Prevention/treatment

In patients with pneumonia or pneumonitis with a travel history from the Arabian Peninsula or contact with known confirmed or probable cases within two weeks of illness onset, the following is recommended:

  1. Place the patient in a single room with negative pressure air-handling, and implement transmission-based precautions (contact and airborne), including the use of personal protective equipment (PPE).
  2. Investigations and management should be performed as for community acquired pneumonia. Appropriate specimens should also be collected for MERS-CoV PCR testing.
  3. Notify the Department of Health of any suspected (and probable or confirmed) cases in order to discuss and co-ordinate testing and management of contacts.
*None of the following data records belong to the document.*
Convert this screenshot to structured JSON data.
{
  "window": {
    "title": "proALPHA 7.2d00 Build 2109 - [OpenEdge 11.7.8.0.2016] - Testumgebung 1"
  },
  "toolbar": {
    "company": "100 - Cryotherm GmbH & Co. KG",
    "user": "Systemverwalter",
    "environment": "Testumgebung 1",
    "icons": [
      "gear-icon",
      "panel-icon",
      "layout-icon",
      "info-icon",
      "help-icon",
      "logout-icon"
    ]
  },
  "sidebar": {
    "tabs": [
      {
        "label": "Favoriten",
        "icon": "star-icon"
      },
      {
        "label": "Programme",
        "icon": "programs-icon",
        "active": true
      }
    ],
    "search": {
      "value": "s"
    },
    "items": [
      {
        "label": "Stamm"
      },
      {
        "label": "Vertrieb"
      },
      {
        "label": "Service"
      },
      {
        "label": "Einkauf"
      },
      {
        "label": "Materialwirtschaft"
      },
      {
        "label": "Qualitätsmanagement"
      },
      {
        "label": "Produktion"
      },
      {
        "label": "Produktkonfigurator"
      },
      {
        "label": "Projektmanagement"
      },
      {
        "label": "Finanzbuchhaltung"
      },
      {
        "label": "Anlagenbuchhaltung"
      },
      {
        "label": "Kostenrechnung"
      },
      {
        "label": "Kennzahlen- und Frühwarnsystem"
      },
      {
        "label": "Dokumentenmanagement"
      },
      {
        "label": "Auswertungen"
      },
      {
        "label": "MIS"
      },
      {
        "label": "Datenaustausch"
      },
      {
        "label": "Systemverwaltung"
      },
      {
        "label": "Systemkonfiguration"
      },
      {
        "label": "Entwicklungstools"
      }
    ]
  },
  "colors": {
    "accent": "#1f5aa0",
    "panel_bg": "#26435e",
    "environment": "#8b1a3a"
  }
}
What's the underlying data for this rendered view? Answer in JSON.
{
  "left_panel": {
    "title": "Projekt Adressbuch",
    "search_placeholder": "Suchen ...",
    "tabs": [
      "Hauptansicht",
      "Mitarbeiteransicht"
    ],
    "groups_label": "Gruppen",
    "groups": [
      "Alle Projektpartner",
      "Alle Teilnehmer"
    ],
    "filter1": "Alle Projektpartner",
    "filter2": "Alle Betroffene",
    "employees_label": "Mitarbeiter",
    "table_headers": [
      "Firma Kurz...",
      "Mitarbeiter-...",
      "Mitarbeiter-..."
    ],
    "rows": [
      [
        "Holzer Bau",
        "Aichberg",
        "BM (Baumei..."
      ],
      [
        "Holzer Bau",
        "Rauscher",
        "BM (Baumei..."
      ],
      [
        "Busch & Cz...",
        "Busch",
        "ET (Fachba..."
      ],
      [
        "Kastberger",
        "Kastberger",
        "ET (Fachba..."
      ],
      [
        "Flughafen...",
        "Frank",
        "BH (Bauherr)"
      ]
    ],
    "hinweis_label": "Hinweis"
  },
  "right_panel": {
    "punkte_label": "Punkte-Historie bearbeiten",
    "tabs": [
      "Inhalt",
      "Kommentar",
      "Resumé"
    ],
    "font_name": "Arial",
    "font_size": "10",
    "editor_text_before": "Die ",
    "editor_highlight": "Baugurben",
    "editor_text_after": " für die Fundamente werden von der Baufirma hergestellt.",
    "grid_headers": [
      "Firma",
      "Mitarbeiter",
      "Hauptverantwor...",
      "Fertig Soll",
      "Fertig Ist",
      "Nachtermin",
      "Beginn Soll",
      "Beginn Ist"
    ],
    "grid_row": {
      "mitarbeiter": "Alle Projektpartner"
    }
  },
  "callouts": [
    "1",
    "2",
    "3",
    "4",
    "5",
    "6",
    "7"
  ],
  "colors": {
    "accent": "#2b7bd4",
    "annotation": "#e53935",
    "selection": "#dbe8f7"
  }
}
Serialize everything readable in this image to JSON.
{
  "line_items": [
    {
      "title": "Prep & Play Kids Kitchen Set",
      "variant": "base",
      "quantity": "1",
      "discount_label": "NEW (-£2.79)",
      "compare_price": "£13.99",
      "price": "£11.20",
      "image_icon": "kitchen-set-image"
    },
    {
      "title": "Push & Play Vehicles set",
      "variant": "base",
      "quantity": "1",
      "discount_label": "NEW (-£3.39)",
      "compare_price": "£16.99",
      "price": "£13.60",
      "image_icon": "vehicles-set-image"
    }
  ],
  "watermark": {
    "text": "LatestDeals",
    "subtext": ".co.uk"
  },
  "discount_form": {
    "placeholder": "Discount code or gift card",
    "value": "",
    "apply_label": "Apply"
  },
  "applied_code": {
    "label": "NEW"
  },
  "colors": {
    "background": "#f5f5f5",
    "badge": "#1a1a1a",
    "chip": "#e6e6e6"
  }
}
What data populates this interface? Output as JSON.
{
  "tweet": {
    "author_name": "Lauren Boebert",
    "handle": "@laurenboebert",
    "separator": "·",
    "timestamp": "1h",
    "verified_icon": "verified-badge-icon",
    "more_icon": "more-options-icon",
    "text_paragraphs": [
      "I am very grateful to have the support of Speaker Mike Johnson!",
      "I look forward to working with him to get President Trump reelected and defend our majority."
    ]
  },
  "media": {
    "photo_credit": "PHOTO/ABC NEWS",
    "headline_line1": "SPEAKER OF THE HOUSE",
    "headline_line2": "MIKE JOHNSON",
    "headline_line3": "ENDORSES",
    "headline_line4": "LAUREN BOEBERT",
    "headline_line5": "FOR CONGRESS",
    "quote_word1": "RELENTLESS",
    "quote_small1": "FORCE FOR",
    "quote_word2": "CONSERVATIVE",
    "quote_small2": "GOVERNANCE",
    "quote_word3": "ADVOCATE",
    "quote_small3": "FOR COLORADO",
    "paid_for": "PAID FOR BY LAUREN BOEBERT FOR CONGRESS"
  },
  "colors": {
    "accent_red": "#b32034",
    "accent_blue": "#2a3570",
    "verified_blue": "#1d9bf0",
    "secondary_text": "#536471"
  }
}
Recommended isolation and PPE recommendations for patients in hospital

These NHMRC recommendations take a deliberately cautious approach that aim to control the transmission of pathogens that can be spread by the airborne route.  In summary:

  • Place the confirmed and probable cases in a negative pressure room if available, or in a single room from which the air does not circulate to other areas;
  • Use airborne transmission precautions, including routine use of a P2 respirator, disposable gown, gloves, and eye protection when entering a patient care area;
  • Contact precautions, including close attention to hand hygiene;
  • If transfer of the confirmed or probable case outside the negative pressure room is necessary, ask the patient to wear a surgical face mask while they are being transferred and to follow respiratory hygiene and cough etiquette.

Contacts

Advice and disease notifications - Communicable Disease Prevention and Control Section on 1300 651 160.

WHO requests that confirmed and probable cases be reported within 24 hours of being classified as such, through the regional Contact Point for International Health Regulations at the appropriate WHO Regional Office.